Sometimes, having a business partner is just what the doctor ordered. You can delegate responsibilities to the partner who better enjoys or has more affinity for certain aspects of the business, and everyone is better for it. Business partners can also help take some of the financial strain off, especially if roles are carefully defined … and that leads us to the “yeah, but” of this conversation.
Nearly everyone in business knows someone who has been in a horrific business partnership. Maybe you’ve actually been that person, and you had to learn some of what we’re going to talk about in this article the hard way. You’ve sworn off partnerships as a result, and most folks don’t blame you. But, given the right protections and in the right circumstances, a partnership can be an amazing advantage.
Table of Contents - Everything PR News
Right out of the gate you need to build yourself a safety net.
You need to be willing and able to walk away. There is very little worse that being stuck in a partnership that is frustrating everyone and hurting the business, but it happens all the time. You start with great hopes and end up too far involved to easily extricate yourself when things go south. Never leave yourself without a legitimate “out.”
Get with your partner and compare notes.
Do they have compatible and complementary priorities and goals? Will working with them make both of you better? If not, move on. No harm, no foul. Remember, the only reason to partner up is if the sum of the parts is legitimately greater than the whole.
Set the rules of engagement.
No matter how congenial and single-minded the partnership starts off, you will eventually have conflict. Things will Need to be Said. Set the rules for these engagements early – when everyone is in a great mood – and commit to stick to them. Learn to argue fair, with a focus on resolution, not just an airing of grievances.

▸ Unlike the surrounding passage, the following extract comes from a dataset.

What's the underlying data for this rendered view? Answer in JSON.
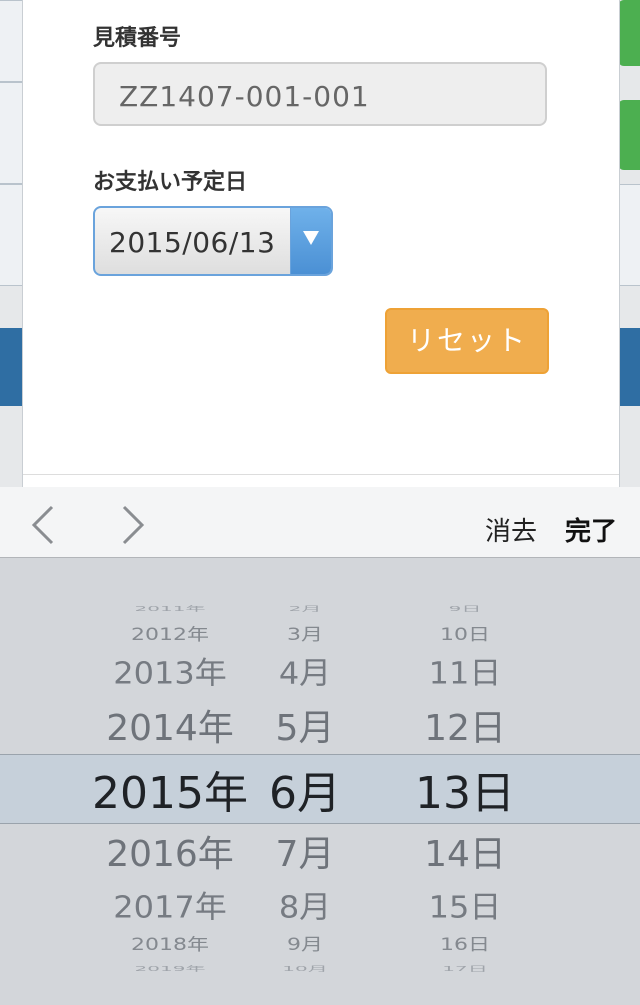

Focus on business, but don’t forget to have fun.
Business relationships need to be nurtured. Just being “in the office” together won’t cut it. In that scenario, each of you has basically hired an employee to co-manage. That’s a different dynamic, and, even if you never talk about it, that will negatively influence the partnership.
Date your potential partner before you marry them.
Now, I don’t mean literally, and I won’t put a specific timetable on this, but you need to know – I mean really know – your prospective partner before you put ink to paper and combine resources.
Finally, put everything – yes, everything – in writing.
Bring in a business attorney that is not formally or informally connected to either of you. Lay it all out there, and, with their help, put everything in writing. Who will do what, when it will be done, how it will be done, how compensation will work, how conflict will be resolved, and how dissolution, if necessary, will be conducted. Once again, do not make any kind of handshake agreement on any of this stuff. One thing I can absolutely guarantee: things one or both people think are “understood” are definitely not “understood” in the way they think they are. The purpose of these contracts is to have shared definitions, delineations, and understanding.
So, what do you think? Have you been involved in a partnership with any of these protections in place? What other ideas do you think could make a partnership a better option for business?